Gastro Gnome Gnews



We've all been there, squinting our eyes, trying to read the long ingredient lists on dried foods. Here's the scoop on how to quickly select the right meals for you.

The FDA’s ingredient label requirement allows the consumer to see what’s inside packaged food to avoid allergies, scan for preferred ingredients, and keep companies honest. A great consumer protection plan, but so many ingredients allowed in food today go by names that average people don't recognize, causing confusion between clean and ultra-processed foods.

It would be impossible to memorize every food additive you’ll ever read, but there are still ways to scan an ingredient label and be knowledgeable of the contents. The common gut issues that people experience from freeze dried food are not caused by the freeze drying process, but instead the effects of suboptimal ingredients on its eater's tummy. Additionally, the disappointment of opening a bag to find it full of rice with a couple tiny pieces of chicken is easily avoidable. I’ve outlined a ‘4 Step Field Guide’ for choosing your backcountry meals and created a short list of ingredients to get familiar with to avoid negative eating and digesting experiences in the backcountry.



  • Maltodextrin or Modified Food Starch: An additive commonly used as a filler in food products to increase the volume of a product and in backpacking foods a cheap option to increase the calorie count. As a carb with a high glycemic index it causes very quick spikes in blood sugar. Ever wonder why you don’t feel full after eating a freeze dried meal that boasts 900 calories?
  • Carrageenan: A hard-to-digest fiber extracted from seaweed used in food as a thickener, but also used to induce inflammation in mice and test anti-inflammatory drugs. It’s no wonder why it can be the culprit of inflammation, indigestion, and unpleasant experiences in the backcountry. Look out for additives with the word “gum”at the end as they can impact you in the same manner.
  • Sodium Nitrate/Phosphate: Used to retain moisture and fight off bacteria in goods like jerky or other cured meats. The cooking and freeze drying process eliminates the need for these in backpacking food so there’s no real reason to see this ingredient, but you may see it where pre-dried meats have been included in their process. Sodium phosphate is also used as a laxative and in enemas. Do what you want with that information.
  • Yeast Extract: Used to make food taste more savory than it is. Meat, mushrooms, cheese, and other foods that provide umami (savoriness) taste are expensive, so yeast extract stands in as a more budget friendly solution.
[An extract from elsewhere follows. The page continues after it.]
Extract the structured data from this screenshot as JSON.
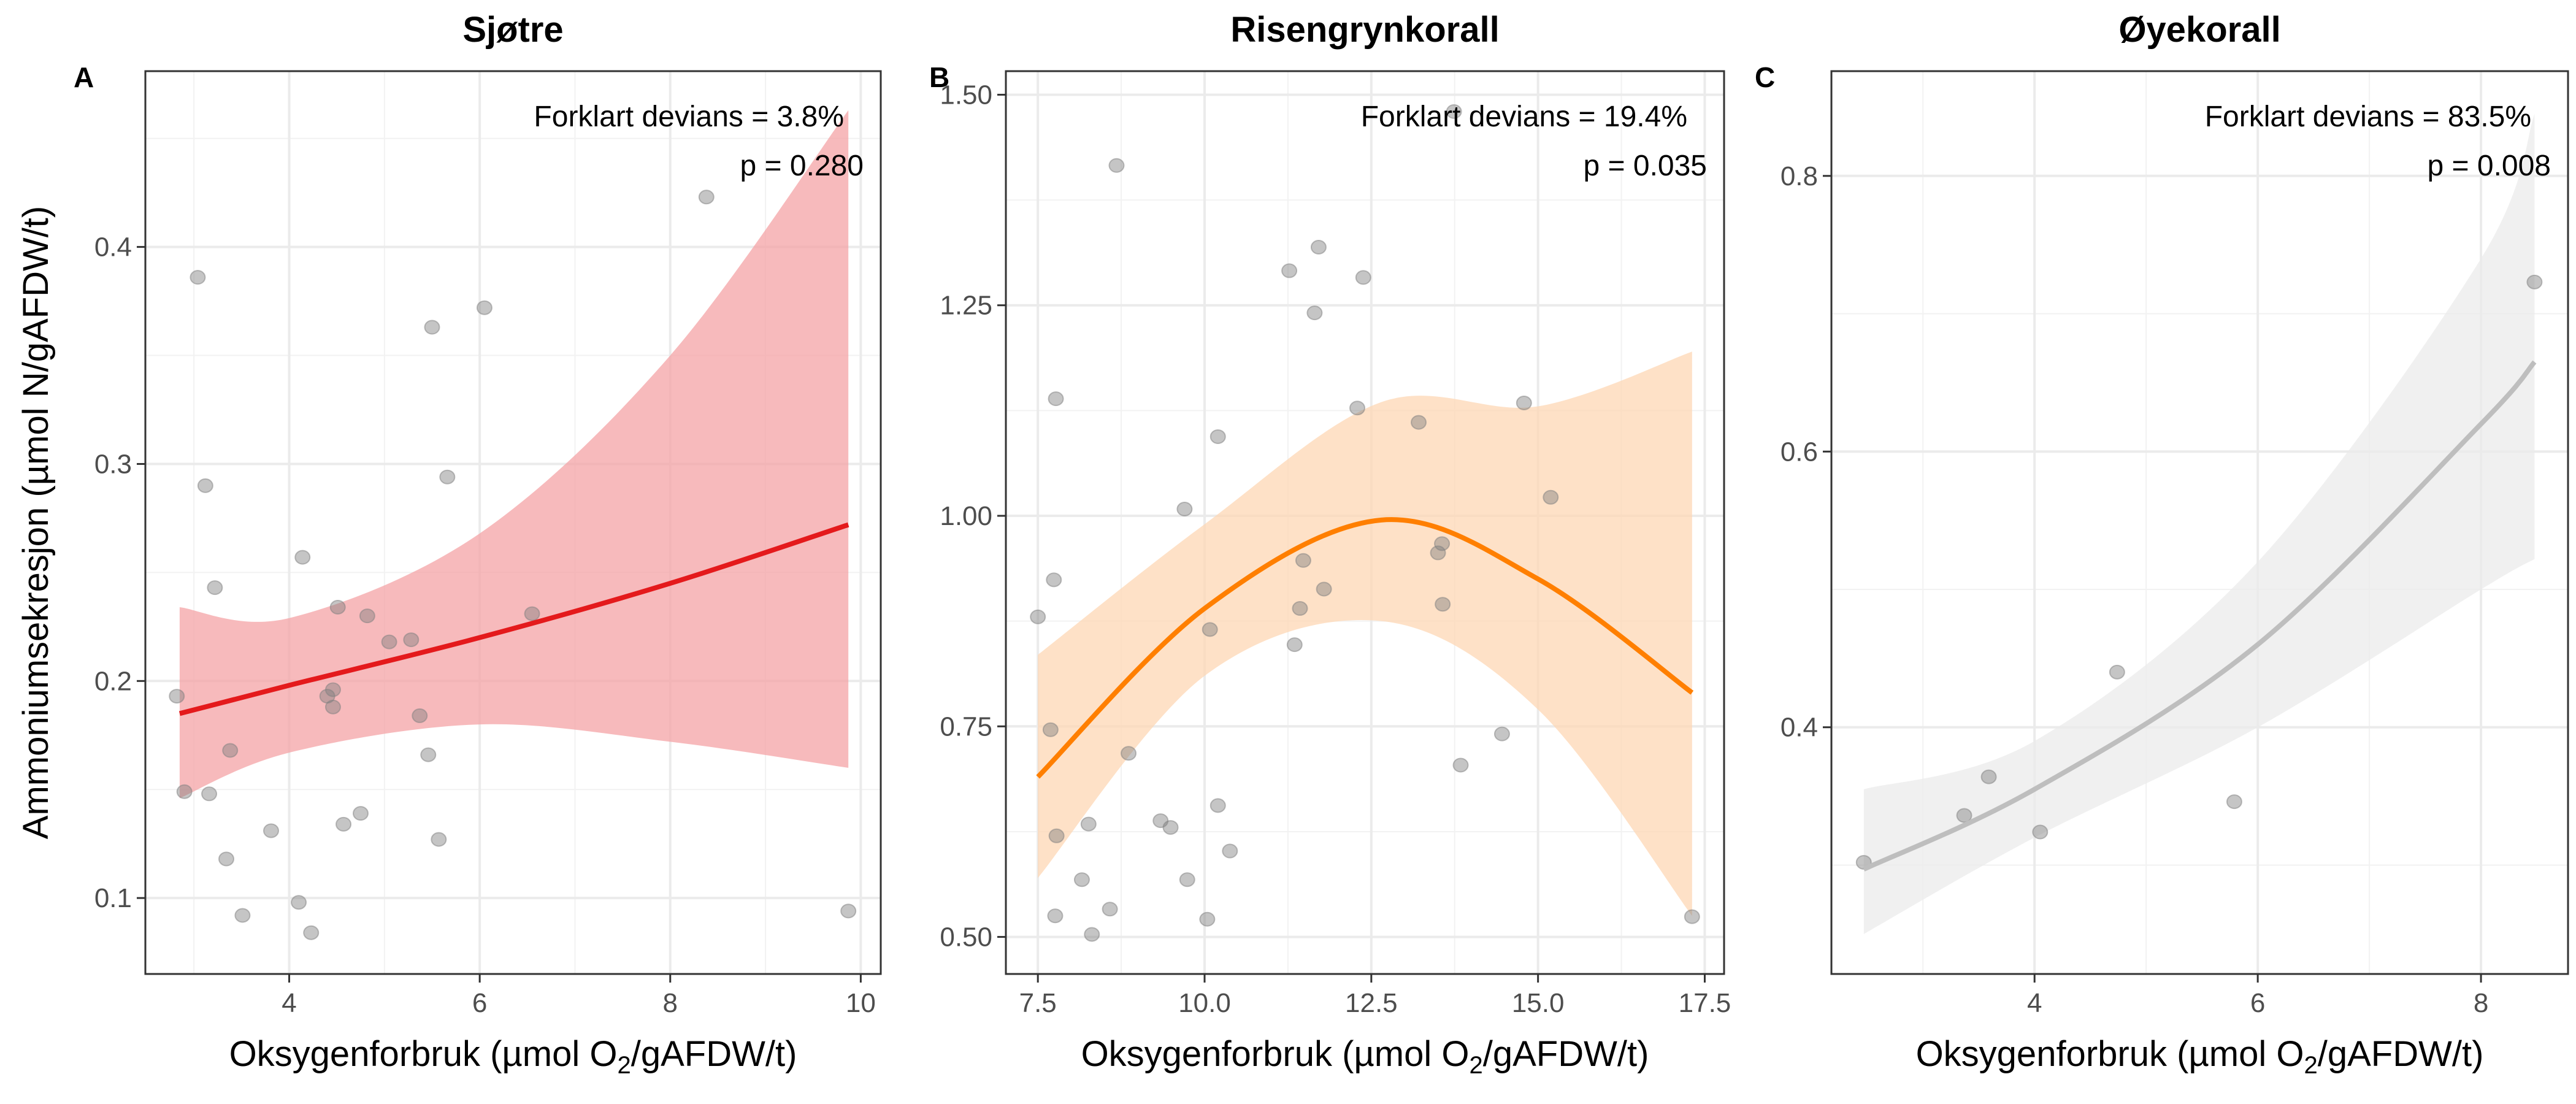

There’s nothing innately wrong with consuming this, it’s more a choice between eating real food or imitation flavoring.


  • Niacin, Thiamine, Riboflavin and Friends: Don’t sweat if you run into an ingredient list with a vitamin or mineral followed by a chemical, for example,  “Vitamin B (Riboflavin)” or “Iron (Ferrous Sulfate).” Extremely common in pastas or milk, they’re added to bulk up the essential micronutrient contents that the average person does not get elsewhere in their diet.
  • Citric Acid: An organic compound found in citrus fruits like lemons, it’s a safe and perfectly digestible way to add sourness or guard against bacterial growth in food products. Other acids such as malic, tartaric, lactic, and folic acids fall into the same safe zone.
  • Calcium Chloride: Often found in electrolyte drink mixes, it’s a highly digestible form of calcium sometimes used in the medical field as an injection to treat extremely low levels of calcium. With many applications in the food world, I can’t offer every example of why a company may use it, but it is harmless to see on a label.
  • Tocopherols: “Toe-cough-er-alls” most definitely falls into the category of ingredients most of us can’t pronounce. However, often extracted from plants like rosemary, tocopherols assist in preserving the fresh taste of foods. Essentially a mix of vitamin E’s, these offer a natural way to preserve freshness.